Speeding up procedural texture generation
- by FalconNL
Recently I've begun working on a game that takes place in a procedurally generated solar system. After a bit of a learning curve (having neither worked with Scala, OpenGL 2 ES or Libgdx before), I have a basic tech demo going where you spin around a single procedurally textured planet:
The problem I'm running into is the performance of the texture generation. A quick overview of what I'm doing: a planet is a cube that has been deformed to a sphere. To each side, a n x n (e.g. 256 x 256) texture is applied, which are bundled in one 8n x n texture that is sent to the fragment shader. The last two spaces are not used, they're only there to make sure the width is a power of 2. The texture is currently generated on the CPU, using the updated 2012 version of the simplex noise algorithm linked to in the paper 'Simplex noise demystified'. The scene I'm using to test the algorithm contains two spheres: the planet and the background. Both use a greyscale texture consisting of six octaves of 3D simplex noise, so for example if we choose 128x128 as the texture size there are 128 x 128 x 6 x 2 x 6 = about 1.2 million calls to the noise function.
The closest you will get to the planet is about what's shown in the screenshot and since the game's target resolution is 1280x720 that means I'd prefer to use 512x512 textures. Combine that with the fact the actual textures will of course be more complicated than basic noise (There will be a day and night texture, blended in the fragment shader based on sunlight, and a specular mask. I need noise for continents, terrain color variation, clouds, city lights, etc.) and we're looking at something like 512 x 512 x 6 x 3 x 15 = 70 million noise calls for the planet alone. In the final game, there will be activities when traveling between planets, so a wait of 5 or 10 seconds, possibly 20, would be acceptable since I can calculate the texture in the background while traveling, though obviously the faster the better.
Getting back to our test scene, performance on my PC isn't too terrible, though still too slow considering the final result is going to be about 60 times worse:
128x128 : 0.1s
256x256 : 0.4s
512x512 : 1.7s
This is after I moved all performance-critical code to Java, since trying to do so in Scala was a lot worse. Running this on my phone (a Samsung Galaxy S3), however, produces a more problematic result:
128x128 : 2s
256x256 : 7s
512x512 : 29s
Already far too long, and that's not even factoring in the fact that it'll be minutes instead of seconds in the final version. Clearly something needs to be done. Personally, I see a few potential avenues, though I'm not particularly keen on any of them yet:
Don't precalculate the textures, but let the fragment shader calculate everything.

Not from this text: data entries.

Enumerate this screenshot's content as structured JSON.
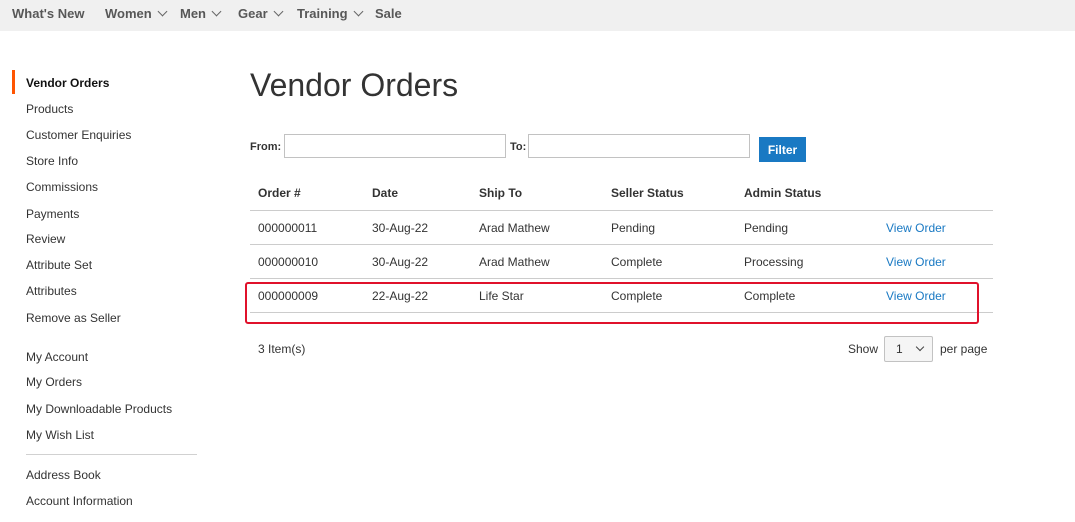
{
  "nav": {
    "items": [
      {
        "label": "What's New",
        "has_dropdown": false
      },
      {
        "label": "Women",
        "has_dropdown": true
      },
      {
        "label": "Men",
        "has_dropdown": true
      },
      {
        "label": "Gear",
        "has_dropdown": true
      },
      {
        "label": "Training",
        "has_dropdown": true
      },
      {
        "label": "Sale",
        "has_dropdown": false
      }
    ]
  },
  "sidebar": {
    "active_color": "#ff5501",
    "groups": [
      [
        {
          "label": "Vendor Orders",
          "active": true
        },
        {
          "label": "Products"
        },
        {
          "label": "Customer Enquiries"
        },
        {
          "label": "Store Info"
        },
        {
          "label": "Commissions"
        },
        {
          "label": "Payments"
        },
        {
          "label": "Review"
        },
        {
          "label": "Attribute Set"
        },
        {
          "label": "Attributes"
        },
        {
          "label": "Remove as Seller"
        }
      ],
      [
        {
          "label": "My Account"
        },
        {
          "label": "My Orders"
        },
        {
          "label": "My Downloadable Products"
        },
        {
          "label": "My Wish List"
        }
      ],
      [
        {
          "label": "Address Book"
        },
        {
          "label": "Account Information"
        }
      ]
    ]
  },
  "main": {
    "title": "Vendor Orders",
    "filter": {
      "from_label": "From:",
      "from_value": "",
      "to_label": "To:",
      "to_value": "",
      "button_label": "Filter",
      "button_color": "#1979c3"
    },
    "table": {
      "headers": [
        "Order #",
        "Date",
        "Ship To",
        "Seller Status",
        "Admin Status"
      ],
      "rows": [
        {
          "order": "000000011",
          "date": "30-Aug-22",
          "ship_to": "Arad Mathew",
          "seller_status": "Pending",
          "admin_status": "Pending",
          "action": "View Order"
        },
        {
          "order": "000000010",
          "date": "30-Aug-22",
          "ship_to": "Arad Mathew",
          "seller_status": "Complete",
          "admin_status": "Processing",
          "action": "View Order"
        },
        {
          "order": "000000009",
          "date": "22-Aug-22",
          "ship_to": "Life Star",
          "seller_status": "Complete",
          "admin_status": "Complete",
          "action": "View Order",
          "highlighted": true
        }
      ],
      "highlight_color": "#e0112b"
    },
    "pager": {
      "items_count": "3 Item(s)",
      "show_label": "Show",
      "limit_value": "1",
      "per_page_label": "per page"
    }
  }
}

Probably not feasible, because at one point I had the background as a fullscreen quad with a pixel shader and I got about 1 fps on my phone.

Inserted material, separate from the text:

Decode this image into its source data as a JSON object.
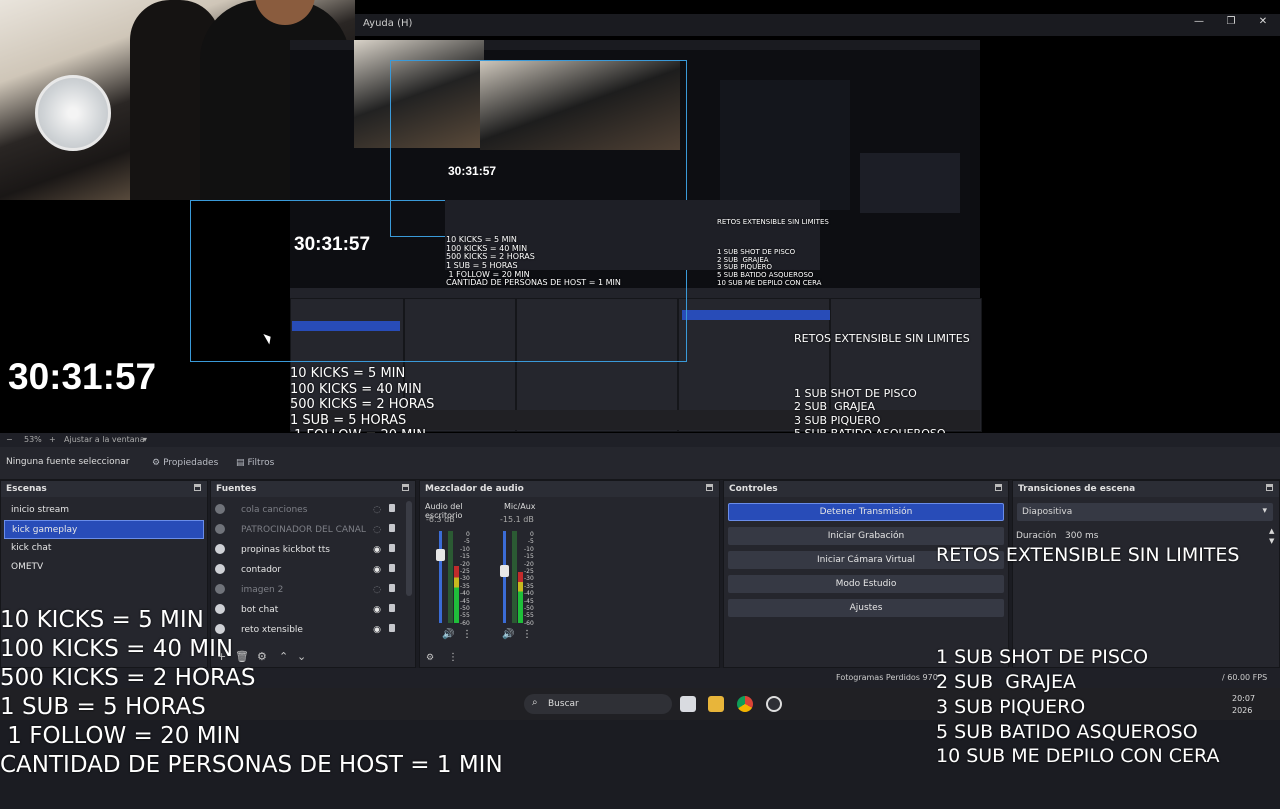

Use the GPU to render the texture once, store it and use the stored texture from then on. Upside: might be faster than doing it on the CPU since the GPU is supposed to be faster at floating point calculations. Downside: effects that cannot (easily) be expressed as functions of simplex noise (e.g. gas planet vortices, moon craters, etc.) are a lot more difficult to code in GLSL than in Scala/Java.
Calculate a large amount of noise textures and ship them with the application. I'd like to avoid this if at all possible.
Lower the resolution. Buys me a 4x performance gain, which isn't really enough plus I lose a lot of quality.
Find a faster noise algorithm. If anyone has one I'm all ears, but simplex is already supposed to be faster than perlin.
Adopt a pixel art style, allowing for lower resolution textures and fewer noise octaves. While I originally envisioned the game in this style, I've come to prefer the realistic approach.
I'm doing something wrong and the performance should already be one or two orders of magnitude better. If this is the case, please let me know.
If anyone has any suggestions, tips, workarounds, or other comments regarding this problem I'd love to hear them.